Божье имя, как большая птица,
Вылетело из моей груди!
Впереди густой туман клубится,
И пустая клетка позади…
(1, 78)

Имя Бога ассоциируется с его проявленной ипостасью. Образ, не выраженный в слове, погружен в бесформенную стихию ("туман"), лишен плоти, недоступен чувственному восприятию ("не мог… осязать").

Речь в нем идет об образном воплощении мира, который остается неугаданным, "зыбким", неосязаемым, пока он не облечен названием. Человеку явленно то, что именовано, остальное погружено в "туман", в статусе бесплотного феномена, которое, по выражению С. Городецкого, "застряло между бытием и небытием". Если в первых двух строчках первой строфы речь идет о явлении без имени, то в последних двух – об имени без явления (ср.: ""Господи!" – сказал я по ошибке,/ Сам того не думая сказать").

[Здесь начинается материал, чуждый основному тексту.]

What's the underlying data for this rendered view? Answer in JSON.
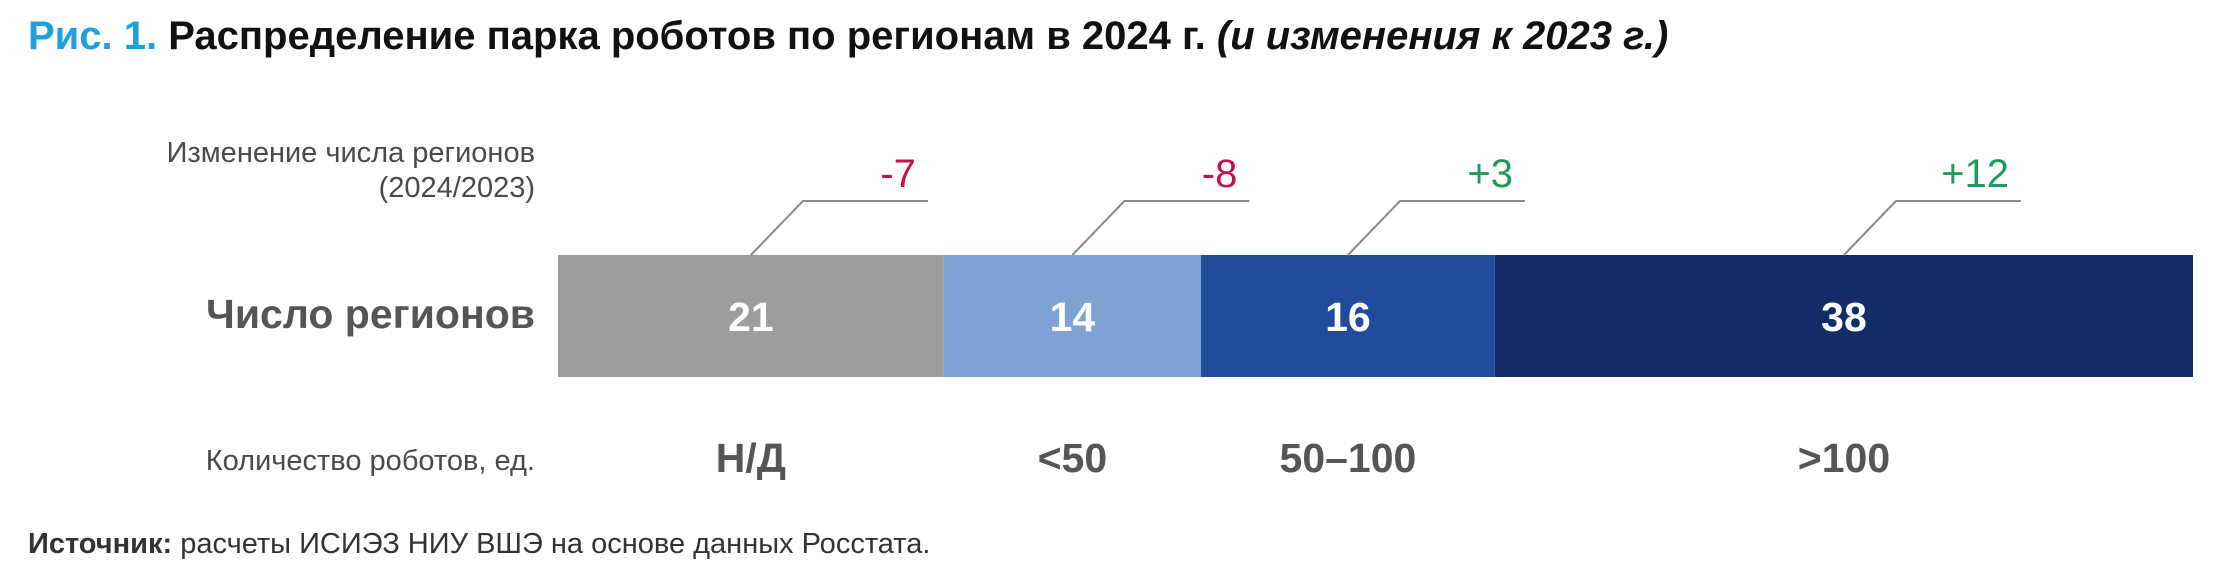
{
  "title": {
    "fig_label": "Рис. 1.",
    "main": "Распределение парка роботов по регионам в 2024 г.",
    "sub": "(и изменения к 2023 г.)"
  },
  "chart_data": {
    "type": "bar",
    "orientation": "horizontal-stacked",
    "row_label": "Число регионов",
    "change_label_line1": "Изменение числа регионов",
    "change_label_line2": "(2024/2023)",
    "category_axis_label": "Количество роботов, ед.",
    "categories": [
      "Н/Д",
      "<50",
      "50–100",
      ">100"
    ],
    "values": [
      21,
      14,
      16,
      38
    ],
    "changes": [
      "-7",
      "-8",
      "+3",
      "+12"
    ],
    "colors": [
      "#9d9d9d",
      "#7fa2d4",
      "#234b9b",
      "#132c68"
    ],
    "change_colors": {
      "negative": "#c0144a",
      "positive": "#1f9a5a"
    }
  },
  "source": {
    "label": "Источник:",
    "text": " расчеты ИСИЭЗ НИУ ВШЭ на основе данных Росстата."
  }
}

Следует особо подчеркнуть, что образ "мучительный и зыбкий" и восклицание "Господи!" не коррелируют друг с другом, что подчеркивается написанием слова твой со строчной буквы и ошибочностью обмолвки, которая придает обращению к Богу чуть ли не "междометную" форму. Однако слово человеческой речи (не всякое, а слово христианского искусства) есть, по Мандельштаму, подражание Слову-Логосу, подражание особого рода – мистериальное. Забегая вперед, отметим, что с подобными воззрениями на слово связано мандельштамовское определение христианского искусства как подражания Христу.

Исходя из христианской доктрины инкарнации (воплощения Слова), поэт усматривает в произнесении, озвучивании слова такое же чудо, как в том, что Бог стал плотью. Отсюда имя Бога ассоциируется с его проявленной ипостасью. Причем из текста не следует, что "образ твой" относится именно к Богу (скорее, к возлюбленной: иначе непонятно, почему Его имя лирический герой произносит "по ошибке"). Акцент сделан на другом: образ, не выраженный в слове, погружен в бесформенную стихию ("туман"), лишен плоти, недоступен чувственному восприятию ("не мог… осязать"). Тем не менее, "Божье имя", произнесенное случайно, как бы обретает самостоятельное существование, ибо дается в его осязаемости, одушевленности, что подчеркнуто сравнением с "большой птицей". Отметим, что это сравнение (сло́ва с птицей, в частности, с ласточкой) повторится в "летейских" стихах Мандельштама, но там эта ассоциация будет нести в себе значение смыслового ускользания. Здесь эта смысловая коннотация также имплицитно присутствует, о чем свидетельствует образ "пустой клетки" в финале стихотворения.